Also useful is to plot residuals against the original variable in the
model, in this case, weight. Below is a plot that shows how the
residuals look for each value of wt
## Use fit$residuals in the y spot since `residuals` does not exist in mtcars
ggplot(mtcars, aes(wt, fit$residuals)) + geom_point() +
geom_hline(yintercept = 0, color = 'red', linetype = "dashed")
Here, we see the same thing again – many residuals are close to zero,
with a handful of very large residuals that make up the right side of
the skew. While it doesn’t appear that the residuals here are
exceptionally normal, they are likely close enough for our purposes.
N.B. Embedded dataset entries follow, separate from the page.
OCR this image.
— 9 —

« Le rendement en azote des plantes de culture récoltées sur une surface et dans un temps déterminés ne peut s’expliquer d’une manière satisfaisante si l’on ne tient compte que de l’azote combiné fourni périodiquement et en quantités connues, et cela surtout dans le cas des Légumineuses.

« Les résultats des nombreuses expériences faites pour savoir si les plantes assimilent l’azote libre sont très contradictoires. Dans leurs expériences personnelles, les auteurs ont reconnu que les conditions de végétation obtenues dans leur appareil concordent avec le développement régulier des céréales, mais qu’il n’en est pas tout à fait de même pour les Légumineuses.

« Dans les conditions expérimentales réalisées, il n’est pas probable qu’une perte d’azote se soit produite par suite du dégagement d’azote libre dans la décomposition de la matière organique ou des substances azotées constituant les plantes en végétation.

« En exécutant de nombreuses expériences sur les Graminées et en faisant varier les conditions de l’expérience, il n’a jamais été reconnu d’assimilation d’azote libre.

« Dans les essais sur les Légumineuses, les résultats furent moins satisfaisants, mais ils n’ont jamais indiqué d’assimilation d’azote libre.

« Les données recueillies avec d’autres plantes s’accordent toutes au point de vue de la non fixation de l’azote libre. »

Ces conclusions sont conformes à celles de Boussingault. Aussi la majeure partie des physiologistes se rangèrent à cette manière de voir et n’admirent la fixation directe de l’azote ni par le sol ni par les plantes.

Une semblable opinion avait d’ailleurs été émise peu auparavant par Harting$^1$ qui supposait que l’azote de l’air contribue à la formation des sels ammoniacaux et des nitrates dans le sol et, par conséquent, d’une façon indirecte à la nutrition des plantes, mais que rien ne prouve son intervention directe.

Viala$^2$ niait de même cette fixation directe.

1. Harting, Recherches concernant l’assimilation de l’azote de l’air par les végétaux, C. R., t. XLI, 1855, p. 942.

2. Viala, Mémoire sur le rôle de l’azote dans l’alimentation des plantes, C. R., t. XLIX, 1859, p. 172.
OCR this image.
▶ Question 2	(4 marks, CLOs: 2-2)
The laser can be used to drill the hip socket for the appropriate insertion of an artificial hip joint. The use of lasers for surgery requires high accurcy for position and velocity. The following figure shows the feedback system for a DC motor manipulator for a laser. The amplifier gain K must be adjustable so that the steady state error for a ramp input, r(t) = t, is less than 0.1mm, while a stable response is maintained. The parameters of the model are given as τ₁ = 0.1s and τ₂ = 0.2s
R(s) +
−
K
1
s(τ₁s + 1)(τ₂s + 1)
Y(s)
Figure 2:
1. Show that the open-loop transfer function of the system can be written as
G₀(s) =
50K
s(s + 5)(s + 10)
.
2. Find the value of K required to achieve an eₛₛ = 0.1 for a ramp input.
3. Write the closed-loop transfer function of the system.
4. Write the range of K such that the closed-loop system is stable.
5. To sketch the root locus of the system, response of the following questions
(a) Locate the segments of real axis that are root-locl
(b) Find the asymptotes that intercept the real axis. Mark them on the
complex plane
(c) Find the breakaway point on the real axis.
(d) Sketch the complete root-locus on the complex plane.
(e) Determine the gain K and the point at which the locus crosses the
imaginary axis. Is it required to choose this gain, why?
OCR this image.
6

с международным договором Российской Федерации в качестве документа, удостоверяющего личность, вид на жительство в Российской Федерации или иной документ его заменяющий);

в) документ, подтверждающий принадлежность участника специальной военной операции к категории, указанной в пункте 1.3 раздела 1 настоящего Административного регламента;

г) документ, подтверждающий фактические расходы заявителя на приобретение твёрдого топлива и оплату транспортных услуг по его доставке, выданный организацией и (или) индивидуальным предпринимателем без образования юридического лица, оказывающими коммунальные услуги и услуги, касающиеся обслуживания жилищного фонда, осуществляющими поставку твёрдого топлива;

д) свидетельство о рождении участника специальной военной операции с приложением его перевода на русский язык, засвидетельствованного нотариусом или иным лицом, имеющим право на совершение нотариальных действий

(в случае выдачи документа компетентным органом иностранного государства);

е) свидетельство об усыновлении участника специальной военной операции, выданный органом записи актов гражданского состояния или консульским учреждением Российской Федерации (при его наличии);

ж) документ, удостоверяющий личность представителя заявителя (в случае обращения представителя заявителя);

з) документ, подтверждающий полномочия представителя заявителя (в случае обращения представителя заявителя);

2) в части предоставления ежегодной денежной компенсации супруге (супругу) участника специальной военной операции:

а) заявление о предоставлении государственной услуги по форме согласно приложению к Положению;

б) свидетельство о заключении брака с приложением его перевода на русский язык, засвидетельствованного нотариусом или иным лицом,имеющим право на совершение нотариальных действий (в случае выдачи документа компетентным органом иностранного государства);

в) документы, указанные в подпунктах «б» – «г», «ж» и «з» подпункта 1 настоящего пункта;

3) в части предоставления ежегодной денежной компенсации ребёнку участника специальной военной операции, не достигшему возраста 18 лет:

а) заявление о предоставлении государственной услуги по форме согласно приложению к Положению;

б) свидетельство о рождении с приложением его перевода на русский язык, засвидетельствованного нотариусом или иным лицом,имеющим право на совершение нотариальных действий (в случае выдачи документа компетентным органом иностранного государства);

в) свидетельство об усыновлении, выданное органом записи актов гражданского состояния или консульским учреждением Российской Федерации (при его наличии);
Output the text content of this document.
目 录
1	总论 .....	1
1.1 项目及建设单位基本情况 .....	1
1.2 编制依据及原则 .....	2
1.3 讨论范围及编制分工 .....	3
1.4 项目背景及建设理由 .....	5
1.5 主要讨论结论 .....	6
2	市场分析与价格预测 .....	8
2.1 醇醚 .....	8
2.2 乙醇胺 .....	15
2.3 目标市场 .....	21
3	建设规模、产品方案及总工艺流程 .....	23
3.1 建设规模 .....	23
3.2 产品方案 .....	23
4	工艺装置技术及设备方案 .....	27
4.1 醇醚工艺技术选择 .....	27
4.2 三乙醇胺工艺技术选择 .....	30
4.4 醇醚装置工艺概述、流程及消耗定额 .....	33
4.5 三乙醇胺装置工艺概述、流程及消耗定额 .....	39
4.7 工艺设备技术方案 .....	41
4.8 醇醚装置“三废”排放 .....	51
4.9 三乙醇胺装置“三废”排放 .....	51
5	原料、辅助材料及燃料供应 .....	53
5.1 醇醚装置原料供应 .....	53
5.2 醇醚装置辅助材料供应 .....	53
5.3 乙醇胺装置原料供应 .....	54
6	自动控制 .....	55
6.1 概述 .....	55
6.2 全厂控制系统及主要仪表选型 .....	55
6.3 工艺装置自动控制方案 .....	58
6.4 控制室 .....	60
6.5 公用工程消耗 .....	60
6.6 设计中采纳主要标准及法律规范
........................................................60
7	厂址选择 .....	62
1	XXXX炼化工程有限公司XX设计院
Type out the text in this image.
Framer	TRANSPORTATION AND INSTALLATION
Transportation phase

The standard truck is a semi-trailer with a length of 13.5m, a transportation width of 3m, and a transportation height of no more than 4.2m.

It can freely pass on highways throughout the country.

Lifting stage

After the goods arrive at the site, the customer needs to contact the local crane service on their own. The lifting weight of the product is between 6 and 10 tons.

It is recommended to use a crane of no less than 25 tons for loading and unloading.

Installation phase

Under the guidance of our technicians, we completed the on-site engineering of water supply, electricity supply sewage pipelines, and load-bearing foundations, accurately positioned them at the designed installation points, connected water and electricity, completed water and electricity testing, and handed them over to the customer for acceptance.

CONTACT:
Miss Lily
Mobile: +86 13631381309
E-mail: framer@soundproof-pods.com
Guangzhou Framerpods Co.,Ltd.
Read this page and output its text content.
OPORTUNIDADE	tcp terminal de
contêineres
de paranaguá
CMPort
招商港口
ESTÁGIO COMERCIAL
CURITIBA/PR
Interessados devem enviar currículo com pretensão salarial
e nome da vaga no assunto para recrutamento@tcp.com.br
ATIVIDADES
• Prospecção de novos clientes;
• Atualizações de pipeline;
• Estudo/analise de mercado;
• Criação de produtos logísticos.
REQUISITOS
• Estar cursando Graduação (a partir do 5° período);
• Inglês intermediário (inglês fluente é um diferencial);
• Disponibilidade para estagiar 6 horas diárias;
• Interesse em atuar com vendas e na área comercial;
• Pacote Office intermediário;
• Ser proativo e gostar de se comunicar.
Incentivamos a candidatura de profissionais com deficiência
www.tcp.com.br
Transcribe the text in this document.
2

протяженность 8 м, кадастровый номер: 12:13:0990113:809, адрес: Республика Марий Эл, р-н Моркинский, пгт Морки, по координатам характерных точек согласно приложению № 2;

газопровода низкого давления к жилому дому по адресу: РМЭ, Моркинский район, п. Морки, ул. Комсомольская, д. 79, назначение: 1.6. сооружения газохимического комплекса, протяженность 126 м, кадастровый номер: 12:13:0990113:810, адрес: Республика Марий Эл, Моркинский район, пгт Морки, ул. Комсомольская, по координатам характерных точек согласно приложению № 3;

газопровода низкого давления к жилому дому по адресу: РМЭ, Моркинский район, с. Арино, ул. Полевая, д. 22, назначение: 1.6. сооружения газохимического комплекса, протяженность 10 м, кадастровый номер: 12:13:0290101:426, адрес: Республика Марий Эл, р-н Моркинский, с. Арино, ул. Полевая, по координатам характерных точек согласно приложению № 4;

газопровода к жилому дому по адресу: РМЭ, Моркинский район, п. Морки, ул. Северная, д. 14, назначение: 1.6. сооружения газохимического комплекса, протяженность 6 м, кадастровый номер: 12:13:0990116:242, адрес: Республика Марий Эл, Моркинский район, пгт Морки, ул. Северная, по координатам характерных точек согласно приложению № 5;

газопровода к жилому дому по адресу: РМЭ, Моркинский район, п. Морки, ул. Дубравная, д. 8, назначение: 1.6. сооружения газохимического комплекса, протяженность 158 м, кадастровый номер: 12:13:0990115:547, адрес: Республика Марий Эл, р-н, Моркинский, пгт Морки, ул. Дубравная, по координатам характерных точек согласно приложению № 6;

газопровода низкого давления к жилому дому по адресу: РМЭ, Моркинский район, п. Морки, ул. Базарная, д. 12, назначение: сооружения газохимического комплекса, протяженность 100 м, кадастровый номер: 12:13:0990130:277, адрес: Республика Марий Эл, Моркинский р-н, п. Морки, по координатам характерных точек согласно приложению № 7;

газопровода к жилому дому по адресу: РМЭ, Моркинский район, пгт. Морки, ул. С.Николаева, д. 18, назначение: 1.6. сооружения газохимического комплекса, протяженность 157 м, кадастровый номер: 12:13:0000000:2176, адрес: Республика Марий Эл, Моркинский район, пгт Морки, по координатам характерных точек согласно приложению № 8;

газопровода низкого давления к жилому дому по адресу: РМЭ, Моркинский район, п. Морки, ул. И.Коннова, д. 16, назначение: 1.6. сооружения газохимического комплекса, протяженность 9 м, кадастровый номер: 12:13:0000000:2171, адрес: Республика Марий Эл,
Contrast this with the model for height and weight we saw above, which has errors that are very clearly not normally distributed:
fit <- lm(weight ~ height, women)
ggplot(women, aes(height, weight)) +
geom_smooth(method = lm, se = FALSE) +
geom_point() + ggtitle("Fitted Line")
ggplot(women, aes(height, fit$residuals)) +
geom_point() + ggtitle("Residual Plot") +
geom_hline(yintercept = 0, color = 'red', linetype = "dashed")
fit <- lm(disp ~ wt, mtcars)
ggplot(mtcars, aes(wt, fit$residuals)) +
geom_point() + ggtitle("Residual Plot") +
geom_hline(yintercept = 0, color = 'red', linetype = "dashed")
The Normal QQ Plot (quantile-quantile) compares the quantiles of your data to the theoretical distributions of a Normal distribution that has the same mean and standard deviation. You should expect to see a straight line if your data seems to resemble a Normal distribution.
The function used to assess this is qqnorm(). The input is then the variable we want to find out if it has a Normal distribution. Recall that the distribution for residuals in the Linear Model using wt to predict `MPG’ was skewed. This is how we get the normal QQ plot.
# res = residuals from linear model
qqnorm(res)
# add line for comparison
qqline(res)
For the dogs dataset, we could construct linear models
predicting speed using combinations of color,
size, or breed.
dogs <- read.csv("https://collinn.github.io/data/dogs.csv")
head(dogs)
## breed speed color size
## 1 Greyhound 34.45972 black large
## 2 Greyhound 40.15329 white large
## 3 Greyhound 36.94788 black large
## 4 Greyhound 40.84922 white large
## 5 Greyhound 45.70215 black large
## 6 Greyhound 42.97792 white large
Residuals help us see how well the model is performing. Answer the following questions related to residuals.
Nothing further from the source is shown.